Ora che, soprattutto di notte, le temperature si fanno pungenti, i tecnici della produzione neve di Lago di Tesero stanno preparando le piste in vista dell’appuntamento clou del 2021, la Coppa del Mondo di fondo con le ultime tre tappe del Tour de Ski.

Termometro a -6 la notte scorsa in Val di Fiemme ed ora i metri cubi di neve prodotti si aggirano, approssimativamente, intorno ai 10.000 mc, consentendo di allestire la pista da 1500 metri e l’intero stadio del fondo. L’obiettivo è quello di innevare al più presto il tracciato di 2,5 km e poi il tratto della pista Marcialonga che porta ai piedi del Cermis. L’evento sarà inevitabilmente a porte chiuse: RAI ed Eurosport hanno però già confermato lunghi collegamenti con la Val di Fiemme, per permettere alle migliaia di appassionati che generalmente affollavano il tracciato di gara di seguire da casa la mass start 10/15 km dell’8 gennaio (mass start 10/15 km), la sprint in classico del giorno seguente e la Final Climb di domenica 10 gennaio. 

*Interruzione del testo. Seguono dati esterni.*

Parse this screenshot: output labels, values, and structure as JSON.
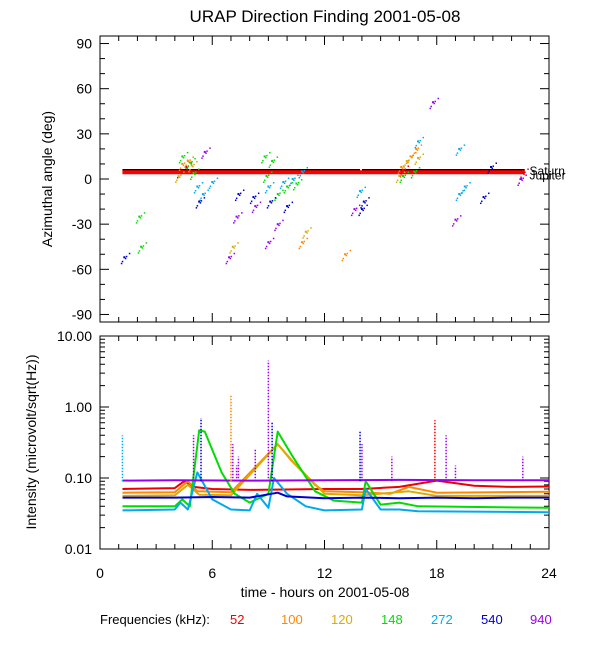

Nel frattempo a Ruka, in Finlandia, lo scorso weekend si sono accesi i riflettori sulla Coppa del Mondo, per la verità senza tanti scossoni, ma anche con qualche outsider che potrebbe movimentare la stagione. Klaebo e Johaug sono già leader della Coppa del Mondo ma Bolshunov, vincitore come la Johaug lo scorso gennaio sul Cermis, sembra tutt’altro che arrendevole. È mancato il confronto diretto con Ustiugov, che la scorsa stagione era arrivato in Val di Fiemme con idee bellicose dopo la vittoria del 2017 e il secondo posto del 2019, finendo ancora in argento nel 2020.

È presto per parlare di nomi e di favoriti. A Ruka nella triple di Coppa del Mondo sono partiti col piede giusto sia De Fabiani che Pellegrino, l’auspicio è quello di poter tifare Italia nell’appuntamento trentino e non solo con loro, visto che il direttore tecnico Marco Selle conta di portare al Tour de Ski una nutrita squadra di fondisti.